Finalmente, a partir da filosofia hermenêutica heideggeriana, partindo da sua ontologia e, numa tentativa de compreensão ôntica de algumas estruturas também ônticas, teço reflexões que me possibilitam uma aproximação de um diálogo possível com a infância, à luz desta inspiração. Apesar de Heidegger não se referir à criança ou à Infância, pois apresenta uma ontologia do ser, falandonos somente do Dasein e do seu modo de ser-no-mundo, parece-me que rompe de vez com a ideia de temporalidade linear, que é o tempo que atravessa o ciclo de vida dos humanos, tal como apresentado na contemporaneidade, e na civilização oriental. Além disso, também defende questões importantes relacionadas ao tempo da técnica, inspirando uma possibilidade de crítica radical à categorização do ciclo vital.

Kohan (2007) apresenta a criança como um estrangeiro, como aquele ser que fala uma língua não domesticada, que rompe e transgride, que é capaz de se dizer algo de modo novo, inaugural. Fala da criança concreta, ôntica.
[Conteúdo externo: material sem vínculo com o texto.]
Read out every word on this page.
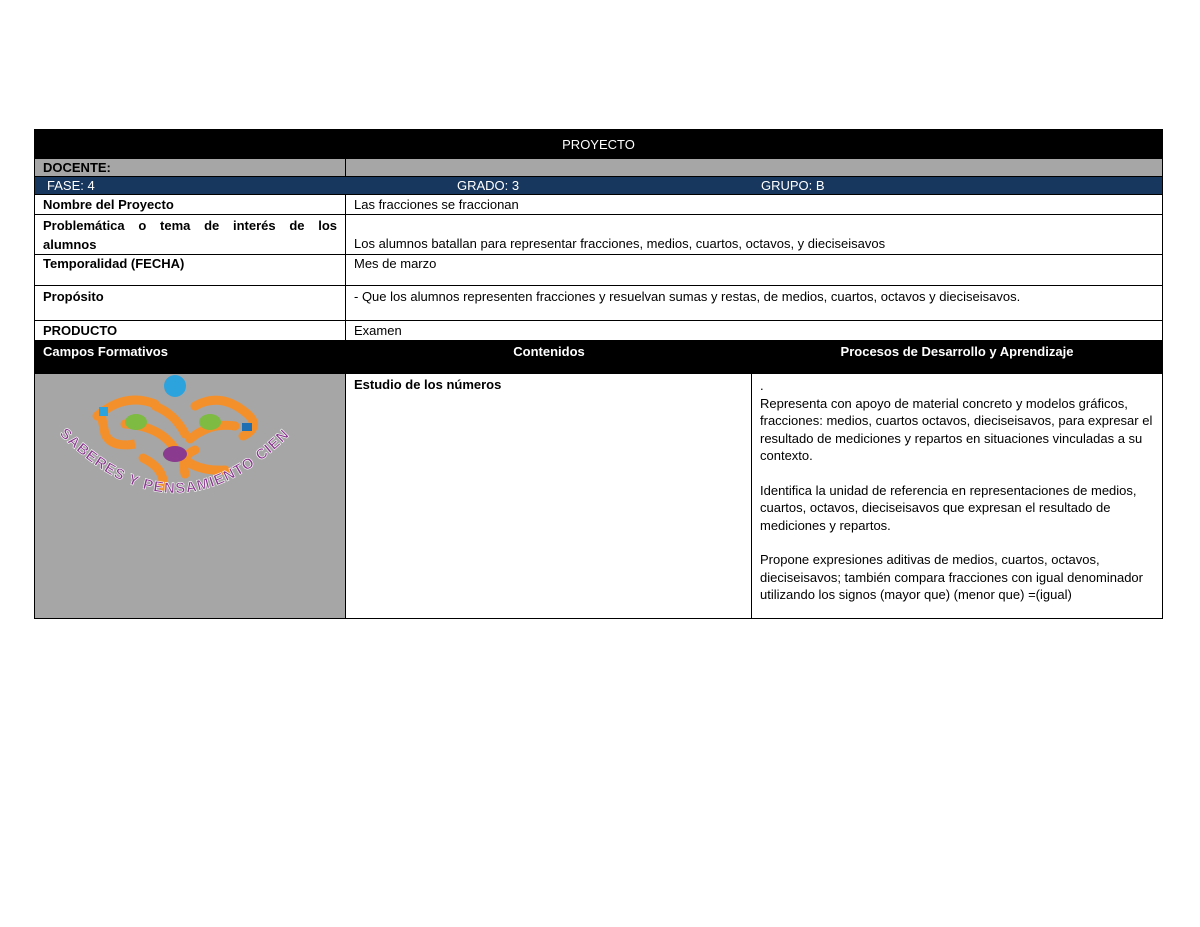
PROYECTO
DOCENTE:
FASE: 4	GRADO: 3	GRUPO: B
Nombre del Proyecto	Las fracciones se fraccionan
Problemática o tema de interés de los
alumnos	Los alumnos batallan para representar fracciones, medios, cuartos, octavos, y dieciseisavos
Temporalidad (FECHA)	Mes de marzo
Propósito	- Que los alumnos representen fracciones y resuelvan sumas y restas, de medios, cuartos, octavos y dieciseisavos.
PRODUCTO	Examen
Campos Formativos	Contenidos	Procesos de Desarrollo y Aprendizaje
SABERES Y PENSAMIENTO CIEN
Estudio de los números	.

Representa con apoyo de material concreto y modelos gráficos, fracciones: medios, cuartos octavos, dieciseisavos, para expresar el resultado de mediciones y repartos en situaciones vinculadas a su contexto.

Identifica la unidad de referencia en representaciones de medios, cuartos, octavos, dieciseisavos que expresan el resultado de mediciones y repartos.

Propone expresiones aditivas de medios, cuartos, octavos, dieciseisavos; también compara fracciones con igual denominador utilizando los signos (mayor que) (menor que) =(igual)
Já Heidegger (1959/2012), se refere ao estrangeiro como aquele que se desprende, que se despede, caminhando por uma vereda diferente. Fala de uma ontologia. Refere-se à poesia. Pergunto-me, seria possível aproximar as perspectivas dos filósofos? Faz-se possível um diálogo fecundo entre a concretude da criança e da infância, pensada pela filosofia da educação, e a ontologia do ser, do Dasein heideggeriano? Será que Heidegger, ao afirmar que "o desprendimento é o lugar da poesia porque a harmonia dos passos ressoantes e iluminadores do estrangeiro inflama a travessia obscura dos que o seguem num canto em escuta" (p. 59), estaria pensando que a poesia reflete a fala do estrangeiro? E que o estrangeiro seria aquele que, como ele afirma, o que escuta o viandante: "um amigo ausculta o estrangeiro. Auscultando, o amigo segue o desprendido, tornando-se ele mesmo um viandante, um estrangeiro" (p. 57)?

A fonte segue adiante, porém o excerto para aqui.